Il deputato di FI chiede di destinare i fondi fermi alle infrastrutture dell'isola, di fronte alla paralisi dei cieli causata dall'Etna.
"Tutti vogliamo il Ponte, ma oggi abbiamo un miliardo di euro fermo per rilievi tecnici. Usiamo subito quelle risorse per le infrastrutture della Sicilia”. È l’appello al buon senso di Salvo Tomarchio, deputato regionale di Forza Italia, di fronte alla paralisi dell’aeroporto di Catania causata dalla cenere dell’Etna.

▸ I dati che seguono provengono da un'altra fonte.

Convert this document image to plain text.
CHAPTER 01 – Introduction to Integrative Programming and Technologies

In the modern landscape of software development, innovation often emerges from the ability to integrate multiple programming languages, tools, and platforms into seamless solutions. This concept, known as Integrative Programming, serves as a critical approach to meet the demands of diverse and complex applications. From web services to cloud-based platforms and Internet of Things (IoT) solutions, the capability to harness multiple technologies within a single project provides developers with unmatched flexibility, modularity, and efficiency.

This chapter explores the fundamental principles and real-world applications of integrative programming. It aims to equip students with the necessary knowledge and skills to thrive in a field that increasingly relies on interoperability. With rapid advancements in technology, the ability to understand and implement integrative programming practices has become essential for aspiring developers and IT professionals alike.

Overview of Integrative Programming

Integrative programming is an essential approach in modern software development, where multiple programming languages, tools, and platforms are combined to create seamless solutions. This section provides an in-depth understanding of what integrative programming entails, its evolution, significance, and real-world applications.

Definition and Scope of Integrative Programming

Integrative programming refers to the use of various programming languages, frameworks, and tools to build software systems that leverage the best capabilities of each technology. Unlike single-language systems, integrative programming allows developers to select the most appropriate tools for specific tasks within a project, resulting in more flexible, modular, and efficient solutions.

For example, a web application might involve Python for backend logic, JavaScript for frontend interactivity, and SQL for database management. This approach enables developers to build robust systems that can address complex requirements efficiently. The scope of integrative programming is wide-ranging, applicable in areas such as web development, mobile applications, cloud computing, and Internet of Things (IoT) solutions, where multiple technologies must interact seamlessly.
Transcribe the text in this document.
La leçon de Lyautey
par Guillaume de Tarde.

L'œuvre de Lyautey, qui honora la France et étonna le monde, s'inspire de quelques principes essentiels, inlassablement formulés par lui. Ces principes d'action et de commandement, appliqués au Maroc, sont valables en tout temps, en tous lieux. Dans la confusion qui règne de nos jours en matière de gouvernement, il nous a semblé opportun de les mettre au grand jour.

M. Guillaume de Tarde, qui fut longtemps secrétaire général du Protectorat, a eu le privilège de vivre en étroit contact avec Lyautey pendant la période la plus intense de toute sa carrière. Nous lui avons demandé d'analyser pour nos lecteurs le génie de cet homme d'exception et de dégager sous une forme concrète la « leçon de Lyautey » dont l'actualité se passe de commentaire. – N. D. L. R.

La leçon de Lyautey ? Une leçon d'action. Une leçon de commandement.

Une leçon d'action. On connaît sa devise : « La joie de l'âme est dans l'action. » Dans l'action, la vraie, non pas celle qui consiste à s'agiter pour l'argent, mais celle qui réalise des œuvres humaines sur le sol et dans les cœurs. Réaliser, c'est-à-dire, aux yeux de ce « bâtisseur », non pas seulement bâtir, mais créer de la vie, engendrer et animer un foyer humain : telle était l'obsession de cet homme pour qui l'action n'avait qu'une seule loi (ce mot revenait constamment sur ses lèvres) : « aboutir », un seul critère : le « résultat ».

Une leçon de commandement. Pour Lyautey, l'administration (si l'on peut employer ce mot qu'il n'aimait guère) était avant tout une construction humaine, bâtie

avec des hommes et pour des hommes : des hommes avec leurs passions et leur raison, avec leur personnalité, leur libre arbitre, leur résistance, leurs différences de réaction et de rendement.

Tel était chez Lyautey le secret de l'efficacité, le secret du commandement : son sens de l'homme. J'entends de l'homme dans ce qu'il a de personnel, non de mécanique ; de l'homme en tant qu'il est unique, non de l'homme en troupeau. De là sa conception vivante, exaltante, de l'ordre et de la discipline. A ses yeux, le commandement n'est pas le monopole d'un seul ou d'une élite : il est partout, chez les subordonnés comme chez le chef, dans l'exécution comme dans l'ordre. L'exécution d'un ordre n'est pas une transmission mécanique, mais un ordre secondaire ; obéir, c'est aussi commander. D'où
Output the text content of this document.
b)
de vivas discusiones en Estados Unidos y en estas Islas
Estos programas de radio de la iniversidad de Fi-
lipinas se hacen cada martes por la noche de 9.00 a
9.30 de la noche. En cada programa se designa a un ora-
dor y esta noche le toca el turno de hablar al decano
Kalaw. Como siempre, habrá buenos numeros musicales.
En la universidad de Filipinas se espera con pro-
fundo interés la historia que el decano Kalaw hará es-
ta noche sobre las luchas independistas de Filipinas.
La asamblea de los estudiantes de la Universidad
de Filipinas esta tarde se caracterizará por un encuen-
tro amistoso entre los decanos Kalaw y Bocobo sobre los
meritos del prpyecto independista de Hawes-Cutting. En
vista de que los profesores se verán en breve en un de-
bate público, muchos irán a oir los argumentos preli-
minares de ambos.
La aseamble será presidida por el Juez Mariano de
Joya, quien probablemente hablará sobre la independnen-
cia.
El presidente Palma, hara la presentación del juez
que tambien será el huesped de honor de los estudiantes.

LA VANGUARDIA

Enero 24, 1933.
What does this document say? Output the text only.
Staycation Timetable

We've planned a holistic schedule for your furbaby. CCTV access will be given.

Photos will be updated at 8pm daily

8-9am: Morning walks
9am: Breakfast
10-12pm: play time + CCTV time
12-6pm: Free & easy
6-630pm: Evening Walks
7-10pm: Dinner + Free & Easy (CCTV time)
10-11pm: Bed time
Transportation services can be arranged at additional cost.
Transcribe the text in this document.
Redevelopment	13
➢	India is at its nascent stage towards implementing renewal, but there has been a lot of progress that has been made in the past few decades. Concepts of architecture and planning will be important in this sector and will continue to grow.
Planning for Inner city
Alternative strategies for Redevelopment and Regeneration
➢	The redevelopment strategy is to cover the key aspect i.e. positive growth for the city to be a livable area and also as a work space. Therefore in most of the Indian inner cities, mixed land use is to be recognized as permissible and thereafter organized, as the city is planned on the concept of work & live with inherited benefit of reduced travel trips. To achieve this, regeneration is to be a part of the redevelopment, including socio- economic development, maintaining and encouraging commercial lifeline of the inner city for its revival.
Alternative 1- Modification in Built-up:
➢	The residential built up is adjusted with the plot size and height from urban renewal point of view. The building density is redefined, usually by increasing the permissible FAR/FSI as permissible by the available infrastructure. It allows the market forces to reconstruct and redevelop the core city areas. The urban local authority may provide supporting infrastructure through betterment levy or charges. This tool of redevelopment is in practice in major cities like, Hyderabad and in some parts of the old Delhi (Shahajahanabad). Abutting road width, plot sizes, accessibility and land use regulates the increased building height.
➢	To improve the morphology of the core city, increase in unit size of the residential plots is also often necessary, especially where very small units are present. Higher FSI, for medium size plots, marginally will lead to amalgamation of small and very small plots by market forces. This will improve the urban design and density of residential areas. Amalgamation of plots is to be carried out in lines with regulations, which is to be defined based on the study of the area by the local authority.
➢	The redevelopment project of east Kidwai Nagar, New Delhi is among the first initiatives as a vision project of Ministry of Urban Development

Per l’esponente azzurro occorre intervenire subito su strade, autostrade e ferrovie. Giudicate inutili le proposte di potenziare Comiso come alternativa o costruire nuovi scali: “Con il vento la cenere arriva ovunque. Il governo Schifani ha già stanziato 50 milioni per Comiso, ma la vera risposta è una rete di trasporti veloce che colleghi l'isola agli scali di Palermo e Trapani quando l'Etna chiude i cieli”. Tomarchio interviene poi sulle polemiche relative alla Sac: “L'aeroporto chiude per un ordine tassativo di Enac ed Enav per garantire la sicurezza, non per disorganizzazione. L’assistenza ai passeggeri spetta alle compagnie aeree, ma la Sac, la Regione e la Protezione Civile stanno andando ben oltre i propri compiti per gestire 40mila persone al giorno. Le accuse sollevate sono soltanto sciacallaggio e disonestà intellettuale”.